Con una mañana tan oscura uno pensaría que el sol aun no había salido. Lucas, sin embargo saltó contento de la cama, con una sonrisita en la boca que hacía sospechar que algo se traía, alguna cosa sabía, que los demás desconocíamos. en la mesa del desayuno todos lo mirábamos, sorprendidos por verlo contento, y no huraño y malgeniado como de naturaleza se comportaba, desde aquel día de hace casi dos años, cuando cayó del árbol del patio, y se fracturó irremediablemente sus piernas.

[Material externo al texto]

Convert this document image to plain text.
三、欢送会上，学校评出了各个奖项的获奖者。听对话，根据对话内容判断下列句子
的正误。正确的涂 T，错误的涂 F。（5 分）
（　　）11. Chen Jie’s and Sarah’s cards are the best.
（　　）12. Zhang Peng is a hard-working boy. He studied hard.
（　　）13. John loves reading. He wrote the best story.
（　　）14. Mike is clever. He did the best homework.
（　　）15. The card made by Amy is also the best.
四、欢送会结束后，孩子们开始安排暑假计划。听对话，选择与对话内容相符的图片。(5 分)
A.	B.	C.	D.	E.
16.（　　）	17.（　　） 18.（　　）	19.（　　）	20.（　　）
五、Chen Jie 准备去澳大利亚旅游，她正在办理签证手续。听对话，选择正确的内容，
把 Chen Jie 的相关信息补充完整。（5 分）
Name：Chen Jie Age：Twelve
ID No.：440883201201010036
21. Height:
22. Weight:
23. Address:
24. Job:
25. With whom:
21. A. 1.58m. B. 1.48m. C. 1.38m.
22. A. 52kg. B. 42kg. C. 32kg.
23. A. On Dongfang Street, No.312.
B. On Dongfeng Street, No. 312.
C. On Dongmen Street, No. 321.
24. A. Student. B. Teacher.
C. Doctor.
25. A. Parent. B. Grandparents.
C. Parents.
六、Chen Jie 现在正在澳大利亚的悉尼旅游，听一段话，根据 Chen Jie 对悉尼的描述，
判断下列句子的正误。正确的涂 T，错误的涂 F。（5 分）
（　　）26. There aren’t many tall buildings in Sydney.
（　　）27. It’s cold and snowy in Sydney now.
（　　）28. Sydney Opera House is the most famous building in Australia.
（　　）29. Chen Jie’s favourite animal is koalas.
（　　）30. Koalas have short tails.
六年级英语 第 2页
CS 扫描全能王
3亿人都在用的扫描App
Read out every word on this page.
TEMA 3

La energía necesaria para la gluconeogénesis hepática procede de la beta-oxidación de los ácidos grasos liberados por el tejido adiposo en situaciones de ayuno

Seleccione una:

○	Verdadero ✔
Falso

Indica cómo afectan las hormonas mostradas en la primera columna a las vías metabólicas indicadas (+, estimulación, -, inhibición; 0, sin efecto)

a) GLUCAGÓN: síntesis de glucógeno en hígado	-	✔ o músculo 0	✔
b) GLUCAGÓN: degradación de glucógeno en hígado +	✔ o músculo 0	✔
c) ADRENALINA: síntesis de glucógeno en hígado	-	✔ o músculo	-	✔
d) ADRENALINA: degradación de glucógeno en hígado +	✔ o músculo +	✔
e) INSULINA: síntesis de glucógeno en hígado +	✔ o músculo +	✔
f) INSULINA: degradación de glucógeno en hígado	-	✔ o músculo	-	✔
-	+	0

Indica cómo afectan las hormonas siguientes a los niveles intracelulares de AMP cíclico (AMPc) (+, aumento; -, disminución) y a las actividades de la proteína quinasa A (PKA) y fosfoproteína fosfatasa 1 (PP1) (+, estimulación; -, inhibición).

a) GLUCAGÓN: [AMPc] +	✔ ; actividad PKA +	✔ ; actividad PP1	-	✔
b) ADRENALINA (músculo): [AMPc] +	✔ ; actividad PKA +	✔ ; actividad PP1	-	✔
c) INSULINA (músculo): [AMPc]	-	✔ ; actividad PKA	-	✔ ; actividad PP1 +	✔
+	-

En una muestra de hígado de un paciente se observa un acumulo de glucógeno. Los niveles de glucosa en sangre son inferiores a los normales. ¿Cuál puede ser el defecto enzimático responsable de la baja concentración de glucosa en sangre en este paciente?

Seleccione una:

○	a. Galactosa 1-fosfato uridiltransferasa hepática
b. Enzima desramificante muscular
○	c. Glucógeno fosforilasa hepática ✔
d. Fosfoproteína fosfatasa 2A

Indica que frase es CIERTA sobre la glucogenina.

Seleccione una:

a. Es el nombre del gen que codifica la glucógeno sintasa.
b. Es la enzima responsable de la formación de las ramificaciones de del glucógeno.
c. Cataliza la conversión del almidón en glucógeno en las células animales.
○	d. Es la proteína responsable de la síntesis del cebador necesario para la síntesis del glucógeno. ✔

La negra Aurelia lo levantó de la silla de ruedas y lo posó suavemente en el taburete con brazos donde siempre comía. Lucas nos miró a todos, amplió todavía más su sonrisa, y luego pronunció cuatro palabras perfectamente comprensibles:
- Quiero jugo de naranjas…
Todos seguimos con nuestros desayunos y el guardó silencio hasta terminar el suyo. Aurelia lo puso nuevamente en su sillita y se quedó mirándolo, esperando la seña acostumbrada que la autorizaba para levantarlo y llevarlo a su cuarto, pero esta vez Lucas la detuvo con un gesto distinto. Otra vez iluminó voluntariamente su rostro con una desconocida sonrisa, y pronunció otras cuatro palabras, en un magnífico tono de voz:
- Mañana volveré a caminar…
Sin esperar a la negra, el pequeño dio media vuelta, y empujo decididamente las ruedas de su silla, para llegar a su alcoba. Todos nos quedamos de una pieza, cada uno murmurando para dentro alguna oración corta por la salud del infante, más de uno malpensando que Lucas se nos estaba enloqueciendo. Bertha y yo nos fuimos para la cocina, nos urgía compartir los últimos sucesos, ver de que modo podíamos ayudar al niño, a entender ese nuevo capítulo de su actual comportamiento.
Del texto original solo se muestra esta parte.